From the details, it sounds like "adding" the caller to the call before the call recipient accepts probably puts it in a weird state. Could be some kind of off-by-one error, where for some purposes Participant 2 is the caller and for some it's the recipient.


Edit: Deleted my comment because I felt it wasn’t constructive.


Yes, I experience this routinely. As do many other people at my company.

In particular it happens when attaching external monitors while the screen is locked. There's a flash of the unlocked desktop.

I am guessing this is because the screen lock is an application drawing over top of the monitor, like XScreensaver on Linux does. A more secure-by-default architecture would have screen locking built into the display server at some lower level: If the screen is not unlocked, it will not allow the data to be passed to the GPU. It's easy for me to arm-chair architect though.


There was one guy on reddit who had a scare when his computer flashed a picture of a dead person when shutting down, and he thought his computer was haunted.
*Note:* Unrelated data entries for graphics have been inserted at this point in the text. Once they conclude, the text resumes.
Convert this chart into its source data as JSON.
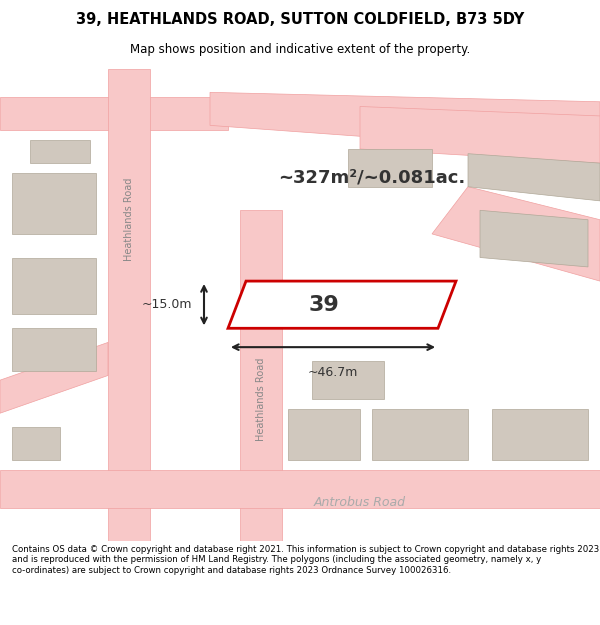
{
  "title_line1": "39, HEATHLANDS ROAD, SUTTON COLDFIELD, B73 5DY",
  "title_line2": "Map shows position and indicative extent of the property.",
  "area_text": "~327m²/~0.081ac.",
  "property_number": "39",
  "dim_width": "~46.7m",
  "dim_height": "~15.0m",
  "road_label_1": "Heathlands Road",
  "road_label_2": "Heathlands Road",
  "road_label_bottom": "Antrobus Road",
  "footer_text": "Contains OS data © Crown copyright and database right 2021. This information is subject to Crown copyright and database rights 2023 and is reproduced with the permission of HM Land Registry. The polygons (including the associated geometry, namely x, y co-ordinates) are subject to Crown copyright and database rights 2023 Ordnance Survey 100026316.",
  "bg_color": "#f0ece8",
  "map_bg": "#f5f0eb",
  "road_color": "#f8c8c8",
  "road_stroke": "#f0a0a0",
  "building_color": "#d8d0c8",
  "property_fill": "white",
  "property_stroke": "#cc0000",
  "footer_bg": "white",
  "title_bg": "white"
}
It turned out to be a frame from a youtube video he was watching earlier. It may be that macOS is not that good at clearing out GPU memory sometimes.


I have the exact opposite problem. When I reboot after system updates, half a dozen YouTube videos in Chrome tabs start playing over each other on the password screen. They get through about 20 seconds before I can stop the last of them.

Audio only on the password screen, but all audible.


I’ve long had a similar problem on iOS. Whenever I return to an app, I briefly see an image from a few minutes ago. Which can be bad if I’m showing the phone to someone that old state was exposing sensitive data.


I used to see this regularly but haven't noticed it in a long while. I always assumed they were doing something like a double-buffering type trick and switching framebuffers before wiping stale content from the destination.


Apple claims, falsely, that their Operating System is "secure by design". (See https://www.apple.com/business/resources/docs/iOS_Security_O... )

This is an outright lie.

However, I'm not sure a typical iOS user cares.


These are the sort of "bugs" that have barely enough plausible deniability as backdoors to make people believe they were "random" or "human error."